Q.3:Do you think the measures taken by Archies to meet the threat of e-greetings were adequate? Was the company’s decision to make its website a paid one, a sound business move? Justify your answer. Yes, I do think the measures taken by Archies to meet threat of e-greetings were adequate. But, company’s decision to make its website a paid one was not a sound business move at all.

The website Archisesonline.com was systematically designed giving ample room to customes for varied activities.

Creation of virtual marketplace for retailers and distributors,attracted many new retailers and franchisees as well.

Popularity of website in a very short span as mentioned in the case its self depicts that measures taken to meet threats of e-greeting were adequate.

Problem commenced when they made it a paid one.
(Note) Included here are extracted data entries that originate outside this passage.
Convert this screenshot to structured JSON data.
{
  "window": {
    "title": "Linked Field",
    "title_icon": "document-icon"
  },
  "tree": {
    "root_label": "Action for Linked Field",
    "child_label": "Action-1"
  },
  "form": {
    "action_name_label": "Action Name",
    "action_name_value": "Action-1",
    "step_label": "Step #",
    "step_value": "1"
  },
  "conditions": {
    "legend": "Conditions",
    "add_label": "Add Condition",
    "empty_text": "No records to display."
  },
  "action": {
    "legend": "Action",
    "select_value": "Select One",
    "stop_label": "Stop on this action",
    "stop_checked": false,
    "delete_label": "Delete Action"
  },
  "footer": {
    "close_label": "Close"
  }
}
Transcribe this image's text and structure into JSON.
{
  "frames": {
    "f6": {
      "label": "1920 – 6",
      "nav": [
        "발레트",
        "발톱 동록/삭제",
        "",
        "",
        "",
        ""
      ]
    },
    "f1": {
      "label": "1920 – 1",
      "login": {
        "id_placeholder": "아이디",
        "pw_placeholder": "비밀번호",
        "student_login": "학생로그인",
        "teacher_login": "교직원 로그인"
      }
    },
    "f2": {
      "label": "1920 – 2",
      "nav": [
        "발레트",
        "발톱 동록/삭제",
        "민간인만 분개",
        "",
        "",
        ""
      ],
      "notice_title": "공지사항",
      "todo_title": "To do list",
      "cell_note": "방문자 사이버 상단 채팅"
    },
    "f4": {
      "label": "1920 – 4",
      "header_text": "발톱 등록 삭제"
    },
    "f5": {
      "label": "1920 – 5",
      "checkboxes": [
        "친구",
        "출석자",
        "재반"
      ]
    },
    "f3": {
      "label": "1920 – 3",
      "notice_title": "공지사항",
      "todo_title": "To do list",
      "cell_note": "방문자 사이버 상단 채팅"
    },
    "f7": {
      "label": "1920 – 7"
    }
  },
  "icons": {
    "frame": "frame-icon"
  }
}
They did so because online venture was proving to be a drain on the company’s finance.

Amidst growing technology when there are free sites why will a person prefer a paid one, was a huge question to be answered by the company.

Its clearly aint a smart move for such a renowned company, bearing loses is also not a viable option but then many other known websites could have been approached for tie ups.

Youhan Darrab Aria (Aria),Chief Officer (Logistics and Finance) of online portal himself admitted that being a paid site made htem suffer massive drops in their registered user base,this justifies that turning online portal a paid one wasn’t a sound business decision.

Q.4:Discuss if Archies will be able to maintain its marketshare and leadership in the future with the entry of players such as ITC? Will the company’s current strategies help sustain its competitive position? Archies revamped its ditribution and retail exercised to combat the glitches which occurred earlier.

Their idea to make Archies gallery a ‘one stop gift shop’ was again a smart move.

They started outsourcing because they realised that time has come to be agile.

Flexible pricing strategies for different product and different areas were been kept targetting all income groups.

The successful brand image been build over the years will continue to sustain the strong competitve forces.

Their agility to respond to competition will make them surpass all problems.

Hence,the company’s current strategies will definitely help to sustain its position in the market.